Eldorado ashkénaze

« Lorsque, à seize ans, le jeune Karl Rossmann entra dans le port de New York sur le bateau déjà plus lent, la statue de la Liberté, qu’il observait depuis longtemps, lui apparut dans un sursaut de lumière. On eût dit que le bras qui brandissait l’épée s’était levé à l’instant même, et l’air libre soufflait autour de ce grand corps. » Avec la typographie caractéristique de la scansion de son propre texte, tel est l’extrait légèrement modifié de L’Amérique de Franz Kafka que cite Georges Perec dans Ellis Island, après une citation, en épigraphe de la seconde partie, reprise de Motl, fils du chantre de Sholem Aleykhem, classique de la littérature yiddish.


Kafka, qui n’est jamais allé en Amérique mais qui voit en rêve le port de New York avant même de concevoir le personnage du jeune émigrant Karl Rossmann, synthétise, en cette splendide ouverture romanesque, les deux versants principaux des récits d’émigration : si la promesse d’une vie nouvelle auréole de beauté le symbole même de l’Amérique aux yeux de l’arrivant, c’est au prix d’une illusion d’optique propre, selon Perec, à  l’expérience émigrante : « être émigrant, c’était peut-être très précisément cela : voir une épée là où le sculpteur a cru, en toute bonne foi, mettre une lampe et ne pas avoir complètement tort ».

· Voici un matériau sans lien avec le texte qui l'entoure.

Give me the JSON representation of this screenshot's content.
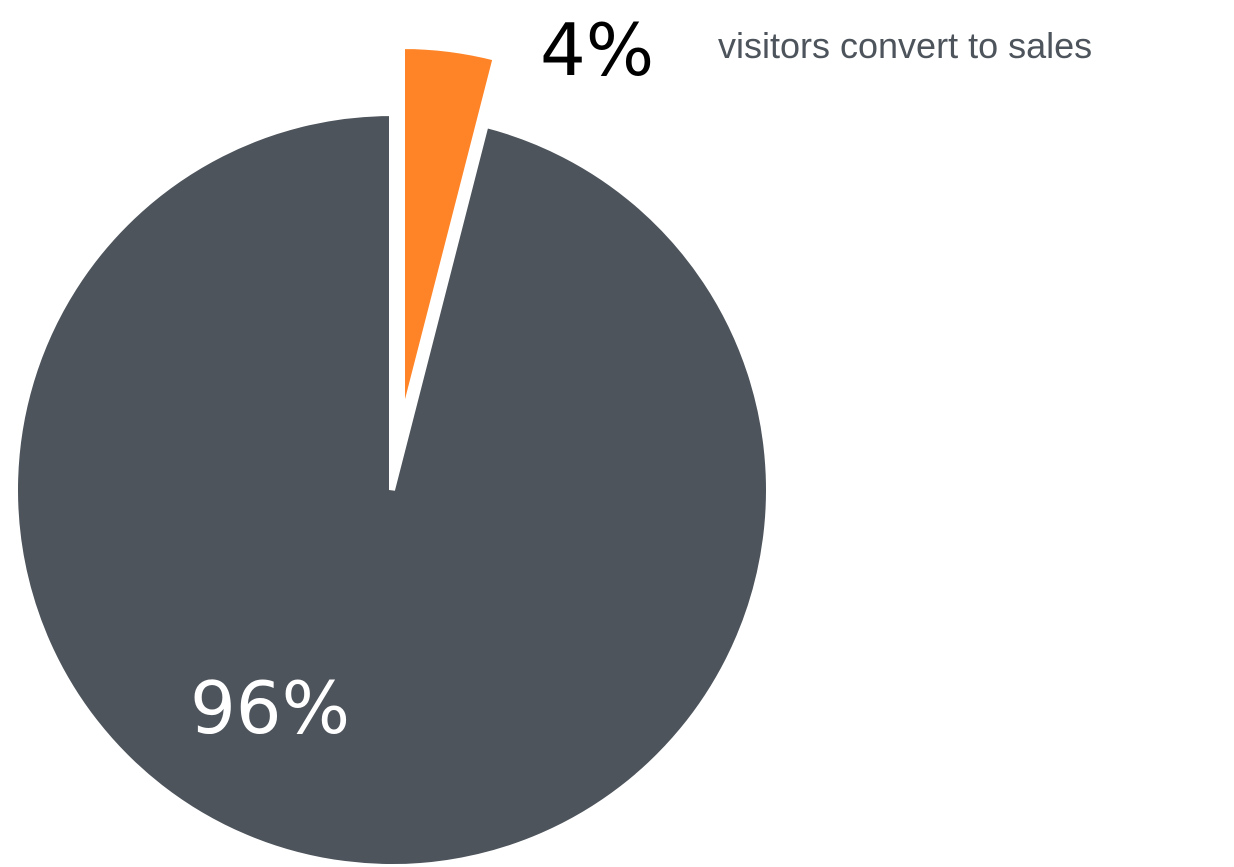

L’émigration juive en Amérique à la fin du XIXe et au début du XXe siècle relève d’une dimension duelle, individuelle et collective, produit du rêve mais aussi de la misère et de l’oppression. Elle est caractéristique d’une expérience millénaire de minorité, d’errance et d’utopie messianique. La coupure, illustrée par l’épée du texte kafkaïen, manifeste une étape obligée dans le cheminement qui conduit l’émigrant, du rêve utopique à la reconstitution d’une identité nouvelle, en un schéma s’apparentant à une mort symbolique suivie d’une seconde naissance. Les nombreux récits d’émigration, qu’ils soient autobiographiques ou fictionnels, ménagent une série de passages narratifs autour des notions de rupture et de continuité, au terme d’un parcours initié par la contrainte et le désir, débouchant sur la nécessité, pour chaque individu, de renégocier son identité à l’aune de la réalité et de l’expérience historique.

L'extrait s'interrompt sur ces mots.